Two linked industries that have been gradually making their way to mainstream pop culture are video games and anime. The so-called Otaku culture is now becoming a worldwide phenomenon. Thus, more often than not, the inspiration behind many anime can be traced back to MMORPG classics. While most anime shows like ‘Sword Art Online‘ and ‘Overlord‘ are more about characters getting summoned into gaming worlds, ‘High Score Girl’ embraces the gaming culture by creating a very personal experience for its viewers. I wouldn’t say that it’s an anime for everyone, but if you’ve played your share of arcade classics like ‘Street Fighter’, you’ll find yourself falling in love with everything this anime has to offer.

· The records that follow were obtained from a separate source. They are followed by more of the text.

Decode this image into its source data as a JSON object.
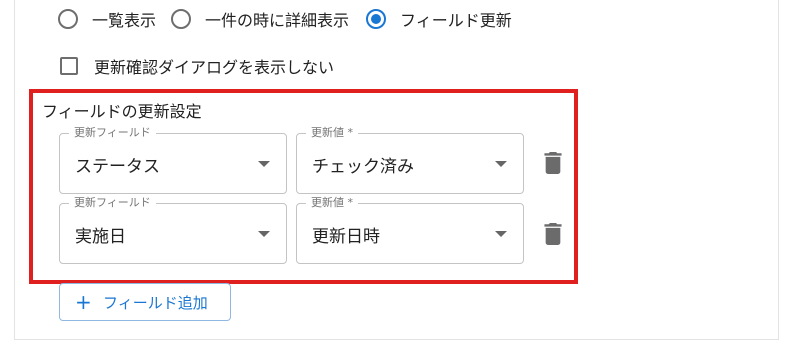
{
  "display_mode": {
    "options": [
      {
        "label": "一覧表示",
        "selected": false
      },
      {
        "label": "一件の時に詳細表示",
        "selected": false
      },
      {
        "label": "フィールド更新",
        "selected": true
      }
    ]
  },
  "confirm_dialog": {
    "label": "更新確認ダイアログを表示しない",
    "checked": false
  },
  "field_update": {
    "title": "フィールドの更新設定",
    "rows": [
      {
        "field_label": "更新フィールド",
        "field_value": "ステータス",
        "value_label": "更新値 *",
        "value_value": "チェック済み"
      },
      {
        "field_label": "更新フィールド",
        "field_value": "実施日",
        "value_label": "更新値 *",
        "value_value": "更新日時"
      }
    ],
    "add_button_label": "フィールド追加"
  },
  "icons": {
    "delete": "trash-icon",
    "add": "plus-icon"
  },
  "colors": {
    "accent": "#1976d2",
    "highlight_border": "#e0201f"
  }
}
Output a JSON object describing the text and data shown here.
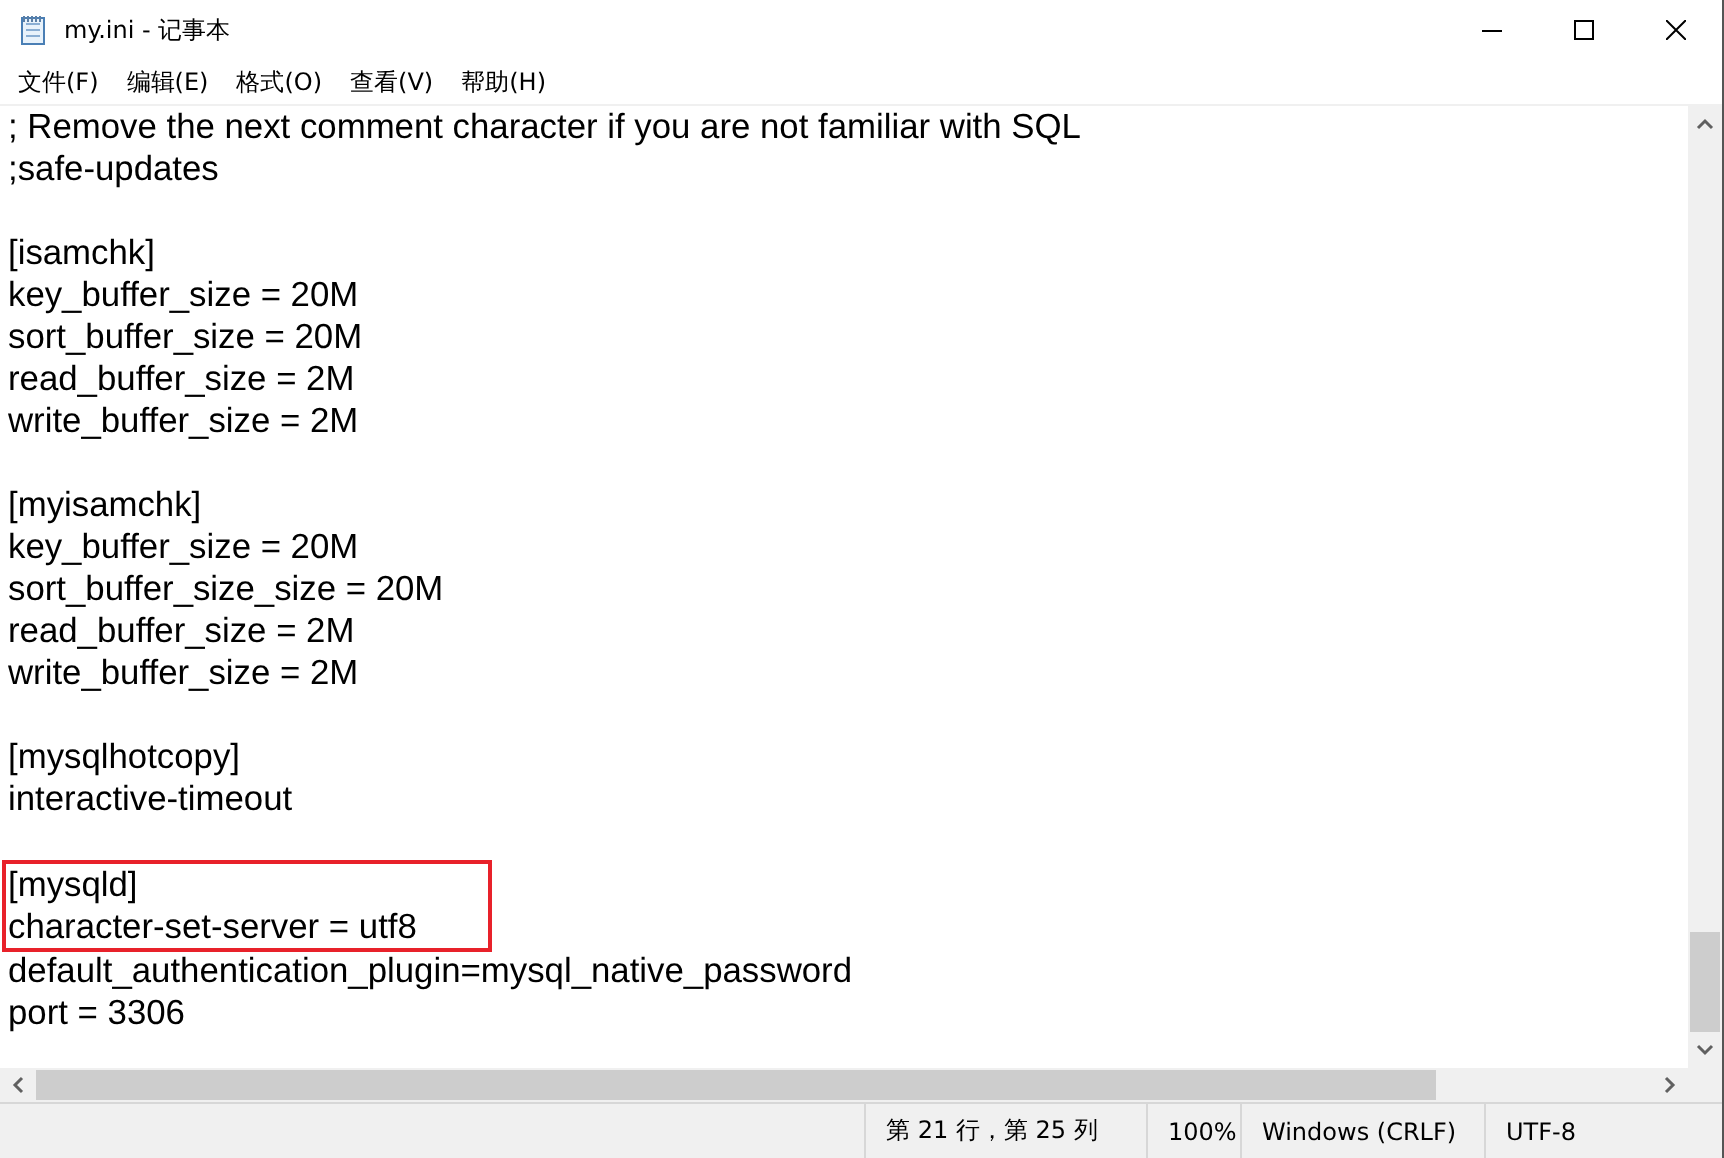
{
  "window": {
    "title": "my.ini - 记事本"
  },
  "menu": [
    "文件(F)",
    "编辑(E)",
    "格式(O)",
    "查看(V)",
    "帮助(H)"
  ],
  "lines": [
    {
      "kind": "text",
      "text": "; Remove the next comment character if you are not familiar with SQL",
      "boxed": false
    },
    {
      "kind": "text",
      "text": ";safe-updates",
      "boxed": false
    },
    {
      "kind": "blank"
    },
    {
      "kind": "text",
      "text": "[isamchk]",
      "boxed": false
    },
    {
      "kind": "text",
      "text": "key_buffer_size = 20M",
      "boxed": false
    },
    {
      "kind": "text",
      "text": "sort_buffer_size = 20M",
      "boxed": false
    },
    {
      "kind": "text",
      "text": "read_buffer_size = 2M",
      "boxed": false
    },
    {
      "kind": "text",
      "text": "write_buffer_size = 2M",
      "boxed": false
    },
    {
      "kind": "blank"
    },
    {
      "kind": "text",
      "text": "[myisamchk]",
      "boxed": false
    },
    {
      "kind": "text",
      "text": "key_buffer_size = 20M",
      "boxed": false
    },
    {
      "kind": "text",
      "text": "sort_buffer_size_size = 20M",
      "boxed": false
    },
    {
      "kind": "text",
      "text": "read_buffer_size = 2M",
      "boxed": false
    },
    {
      "kind": "text",
      "text": "write_buffer_size = 2M",
      "boxed": false
    },
    {
      "kind": "blank"
    },
    {
      "kind": "text",
      "text": "[mysqlhotcopy]",
      "boxed": false
    },
    {
      "kind": "text",
      "text": "interactive-timeout",
      "boxed": false
    },
    {
      "kind": "blank"
    },
    {
      "kind": "text",
      "text": "[mysqld]",
      "boxed": true
    },
    {
      "kind": "text",
      "text": "character-set-server = utf8",
      "boxed": true
    },
    {
      "kind": "text",
      "text": "default_authentication_plugin=mysql_native_password",
      "boxed": false
    },
    {
      "kind": "text",
      "text": "port = 3306",
      "boxed": false
    }
  ],
  "status_bar": {
    "position": "第 21 行，第 25 列",
    "zoom": "100%",
    "line_ending": "Windows (CRLF)",
    "encoding": "UTF-8"
  }
}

High Score Girl Season 2 Plot Summary
In the first season, ‘High Score Girl’ started off more like a rivalry between its two pivotal characters—Harou and Akira. Harou, an avid gamer, is extremely passionate about gaming arcades and is also known as “beastly fingers” for his impeccable skills. On the other hand, there’s Akira, the complete opposite of Harou. She barely speaks a word but allows her hands to do all the talking and almost every game she gets her hands on, she ends up mastering it. Soon, because of their passion for gaming, their rivalry turns into something a lot more genuine and deep. The second season of ‘High Score Girl’ plays a key role in subtly building up their relationship to a point where they realize that they mean a lot more to each other than they had initially imagined.

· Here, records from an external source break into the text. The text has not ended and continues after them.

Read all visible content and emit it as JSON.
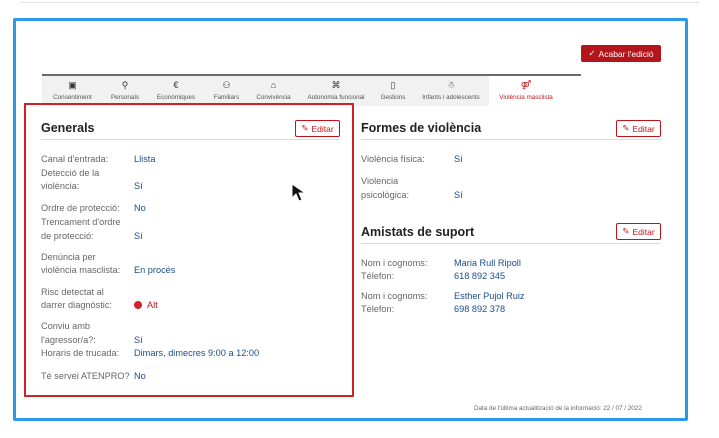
{
  "header": {
    "finish_edit_label": "Acabar l'edició"
  },
  "tabs": [
    {
      "label": "Consentiment",
      "icon": "id-card-icon"
    },
    {
      "label": "Personals",
      "icon": "person-icon"
    },
    {
      "label": "Econòmiques",
      "icon": "euro-icon"
    },
    {
      "label": "Familiars",
      "icon": "family-icon"
    },
    {
      "label": "Convivència",
      "icon": "home-icon"
    },
    {
      "label": "Autonomia funcional",
      "icon": "puzzle-icon"
    },
    {
      "label": "Gestions",
      "icon": "clipboard-icon"
    },
    {
      "label": "Infants i adolescents",
      "icon": "children-icon"
    },
    {
      "label": "Violència masclista",
      "icon": "gender-icon",
      "active": true
    }
  ],
  "generals": {
    "title": "Generals",
    "edit_label": "Editar",
    "canal_label": "Canal d'entrada:",
    "canal_value": "Llista",
    "deteccio_label_1": "Detecció de la",
    "deteccio_label_2": "violència:",
    "deteccio_value": "Sí",
    "ordre_label": "Ordre de protecció:",
    "ordre_value": "No",
    "trencament_label_1": "Trencament d'ordre",
    "trencament_label_2": "de protecció:",
    "trencament_value": "Sí",
    "denuncia_label_1": "Denúncia per",
    "denuncia_label_2": "violència masclista:",
    "denuncia_value": "En procés",
    "risc_label_1": "Risc detectat al",
    "risc_label_2": "darrer diagnòstic:",
    "risc_value": "Alt",
    "conviu_label_1": "Conviu amb",
    "conviu_label_2": "l'agressor/a?:",
    "conviu_value": "Sí",
    "horaris_label": "Horaris de trucada:",
    "horaris_value": "Dimars, dimecres 9:00 a 12:00",
    "atenpro_label": "Té servei ATENPRO?",
    "atenpro_value": "No"
  },
  "formes": {
    "title": "Formes de violència",
    "edit_label": "Editar",
    "fisica_label": "Violència física:",
    "fisica_value": "Sí",
    "psicologica_label_1": "Violencia",
    "psicologica_label_2": "psicològica:",
    "psicologica_value": "Sí"
  },
  "amistats": {
    "title": "Amistats de suport",
    "edit_label": "Editar",
    "contacts": [
      {
        "name_label": "Nom i cognoms:",
        "name": "Maria Rull Ripoll",
        "phone_label": "Télefon:",
        "phone": "618 892 345"
      },
      {
        "name_label": "Nom i cognoms:",
        "name": "Esther Pujol Ruiz",
        "phone_label": "Télefon:",
        "phone": "698 892 378"
      }
    ]
  },
  "footer": {
    "last_update": "Data de l'última actualització de la informació: 22 / 07 / 2022"
  },
  "colors": {
    "accent": "#c0141c",
    "frame": "#2c9be6",
    "highlight": "#d42027",
    "value_text": "#1a4e8a"
  }
}
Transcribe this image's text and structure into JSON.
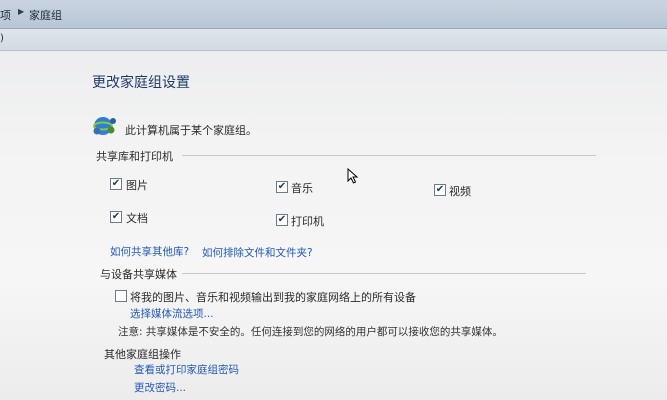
{
  "breadcrumb": {
    "items": [
      "项",
      "家庭组"
    ]
  },
  "page": {
    "title": "更改家庭组设置",
    "homegroup_text": "此计算机属于某个家庭组。"
  },
  "libraries": {
    "heading": "共享库和打印机",
    "items": [
      {
        "label": "图片",
        "checked": true
      },
      {
        "label": "音乐",
        "checked": true
      },
      {
        "label": "视频",
        "checked": true
      },
      {
        "label": "文档",
        "checked": true
      },
      {
        "label": "打印机",
        "checked": true
      }
    ],
    "link_other_libraries": "如何共享其他库?",
    "link_exclude": "如何排除文件和文件夹?"
  },
  "media": {
    "heading": "与设备共享媒体",
    "stream_label": "将我的图片、音乐和视频输出到我的家庭网络上的所有设备",
    "stream_checked": false,
    "stream_options_link": "选择媒体流选项...",
    "note": "注意: 共享媒体是不安全的。任何连接到您的网络的用户都可以接收您的共享媒体。"
  },
  "other": {
    "heading": "其他家庭组操作",
    "view_password_link": "查看或打印家庭组密码",
    "change_password_link": "更改密码..."
  }
}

High Score Girl Season 2 Review
Apart from all the rom-com elements that ‘High Score Girl’ uses to slowly build-up to its final moments, time and again, it also instills some classic gaming references and perfectly connects them to the overarching plot. There are moments in its storyline where it takes little detours to bring in other entertaining sub-plots. These sub-plots not only add a layer of comedy to its overall narrative but are eventually also linked to the development of characters. A good example of this the video game gang warfare Haru gets himself involved in.
Haru and Akira are, of course, the main drivers of its narrative but there are moments where their comical gimmicks get a little stale. This is where Koharu Hidaka’s involvement gets you more invested in the comedy aspect of the show. The involvement of love triangles is a tried and true concept used in almost every mainstream rom-com. Even so, the way ‘High Score Girl’ involves it feels a lot more genuine and natural. That’s probably because of how likable Koharu’s character is and also because of how genuine her character feels. All of this combined makes ‘High Score Girl’ a fascinating ride that balances comedy, drama, and romance.
When it comes to its production value, I wouldn’t say that J.C Staff has outdone itself in any way. Even from an animation standpoint, the Studio has created some epic shows like ‘Food Wars‘ and ‘Is It Wrong to Try to Pick Up Girls in a Dungeon?‘ Nonetheless, ‘High Score Girl’ is surprisingly good considering how it uses excessive CGI. The character designs are also pretty unique and their movements seem fluid for the most part.
Its very core relies on spelling out “nostalgia” for its viewers and then ubiquitously bringing that sensation using its plot, its gaming references, and its animation style. That’s the reason why its simple and classic style of animation perfectly melds well with its themes. Overall, ‘High Score Girl’ serves more as a lesson for other modern anime that belong to the gaming and romance genre. Not to mention, its paramount wholesome ending makes your journey, as a viewer, completely worth it and you can’t help but shed a tear or two.